Is It Wise to Obtain A Personal Loan For Business Needs?

business loan application

Running a business requires a lot of funds. Sometimes, money out of your pocket may not be enough to cover all the expenses. One of the valid options that you have would be applying for a loan. While some people apply for a business loan, startups often go for personal loans. If you are taking out a loan for your business for the first time, you may be confused about what to choose between a personal and business loan.

Experts reveal that it is possible to use either of the loans to fund your business. Getting a personal loan for your startup may seem like the better option, but you need to understand its risks before you submit your details. Sometimes, it is not advisable to mix personal and business finances. Let your circumstances guide you into choosing the best loan for your business needs. Find out more!

On the surface, you may not quickly tell apart a business loan from a personal loan. Both of the loans come in a lump sum amount where you repay with interest and fees. They can also come in the form of a line of credit, which is renewable. Different sources offer such loans, including banks, credit unions as well as online lenders.

Despite their similar structures, this loan is specially meant for business needs. You can use it for things such as restocking your inventory, opening a new business branch, or covering your payroll. For a lender to approve your business loan application, your business should have a remarkable financial reputation. The lender considers the cash flow history of your business and its performance before validating your request for a this loan.

business loans differences

If your company has no problem with meeting these requirements, you can get a substantial amount from applying for a business loan. Since they come in higher amounts compared to personal loans, they are riskier for the lender. That is why most lenders of these loans only approve established companies that have a high likelihood of success. They look at your business credit score as well as your personal score before giving you a business loan.

This means that if you don’t have outstanding records, getting a business loan would be hard. Such loan applications also involve a lot of paperwork. Lenders have to check all the documents when determining the level of risk your company poses. Apart from your business credit score, lenders also consider the annual revenue your company has been making as well as the cash flow.

Since the lender requirements are strict, some business owners, especially those running startups, opt for personal loans that are less demanding. Some business owners also dislike the strict terms of business loans since you have to specify how you intend to use the loan. You may also need to pledge collateral when applying for this loan. This mitigates the risk for the lender in the case that you fail to make payments as they can quickly repossess the asset.

If any of the terms do not appeal to you, then a personal loan would be a better option. Here, you don’t need to specify what the money is for. You can use some of it to fund your business and part of it for other personal expenses. Most people, therefore, find them more flexible compared to business loans.

Personal loan lenders, in this case, are more lenient since they check your personal credit score and income. Unlike in business loans where you have to pledge collateral, personal loans do not set such conditions. You can, however, be sued if you fail to repay a personal loan.

Should you use a personal or business loan?

personal or business loan

Now that you understand the terms of each type of loan, it is easy to determine which is better for your specific situation.  If, for instance, your business has a remarkable reputation and excellent scores, then a business loan would be the most ideal. You should only apply for this type of loan if you are sure that you will not struggle to make repayments. Most of the borrowers who get approved for these loans enjoy high amounts that come with reasonable interest rates.

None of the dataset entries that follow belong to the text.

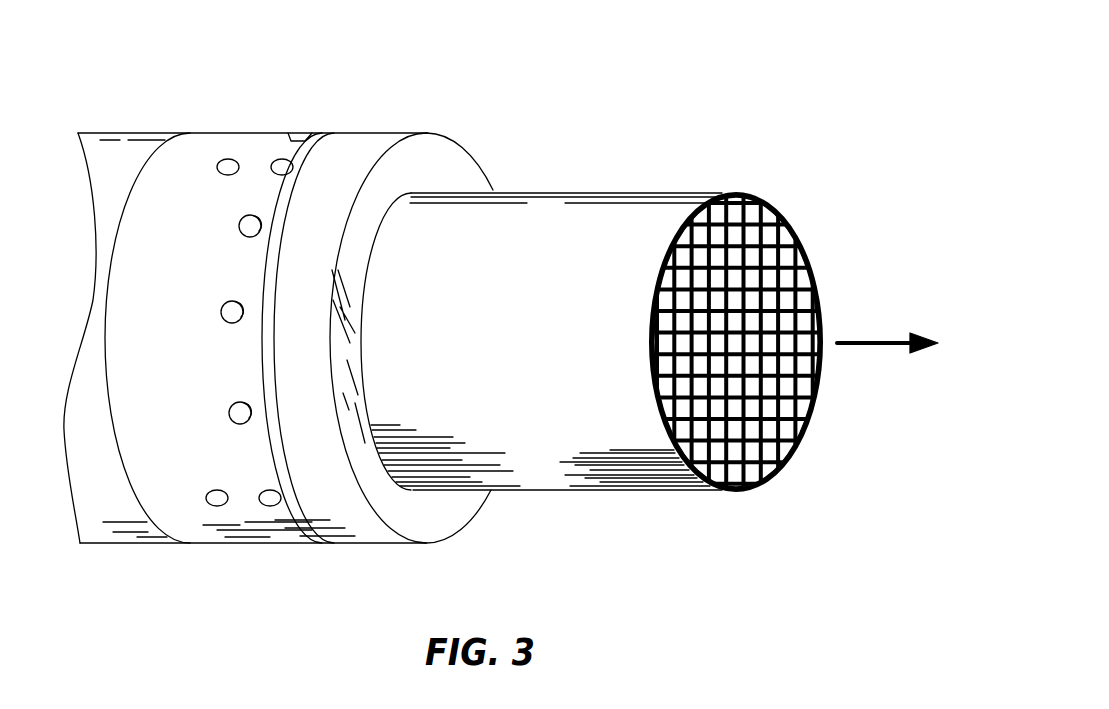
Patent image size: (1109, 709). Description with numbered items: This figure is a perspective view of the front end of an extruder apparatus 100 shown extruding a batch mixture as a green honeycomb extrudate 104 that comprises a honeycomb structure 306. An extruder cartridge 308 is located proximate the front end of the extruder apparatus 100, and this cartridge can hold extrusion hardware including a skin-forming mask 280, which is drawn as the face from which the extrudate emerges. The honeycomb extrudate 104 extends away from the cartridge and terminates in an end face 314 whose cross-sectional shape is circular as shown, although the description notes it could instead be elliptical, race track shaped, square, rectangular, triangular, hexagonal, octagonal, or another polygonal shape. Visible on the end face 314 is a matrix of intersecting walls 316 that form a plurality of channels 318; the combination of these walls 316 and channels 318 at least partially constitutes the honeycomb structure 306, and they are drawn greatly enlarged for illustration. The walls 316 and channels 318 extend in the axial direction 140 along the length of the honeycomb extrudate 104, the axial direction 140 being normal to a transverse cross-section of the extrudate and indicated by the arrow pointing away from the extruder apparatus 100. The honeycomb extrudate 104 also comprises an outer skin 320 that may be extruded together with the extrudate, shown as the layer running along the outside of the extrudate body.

The extruder apparatus 100 is at (249, 112).
The extruder cartridge 308 is at (395, 122).
The skin-forming mask 280 is at (427, 520).
The green honeycomb extrudate 104 is at (610, 510).
The outer skin 320 is at (549, 244).
The end face 314 is at (773, 198).
The honeycomb structure 306 is at (780, 458).
The intersecting walls 316 is at (786, 413).
The channels 318 is at (788, 278).
The axial direction 140 is at (900, 338).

Though financing your business using a business loan makes sense, it is not the best option for every entrepreneur. Sometimes, getting this loan from your bank may prove difficult if your business is new. Meeting the eligibility requirements of a business loan can also be difficult if your company has been struggling to generate revenue. If you are facing such challenges, contact an online lender such as Cashfloat and apply for a personal loan. You will not be subjected to harsh conditions, and the chances of getting approved for a personal loan are high.

A personal loan also makes sense when you need a small amount and cannot afford to pay high interest rates. Direct lenders often offer business owners amounts less than $ 20,000 in the form of personal loans. You can use this for minor business needs without struggling to make monthly payments. The interest rates that an online lender may charge you for such an amount can also make the loan affordable.

If you don’t want to pledge any of your assets as collateral, then applying for a personal loan to cater to your business needs makes more sense. Since pledging collateral can put you at risk of losing an asset, most business owners try to avoid putting themselves in such situations. Lenders of personal loans only focus on your credit score and don’t look at your business. This gives new entrepreneurs a form of relief.

Since mixing personal and business finances is not advisable, you need the guidance of a loan specialist if you choose a personal loan for your startup. They can even help you figure out if a personal loan is an ideal option when you need urgent cash for your business.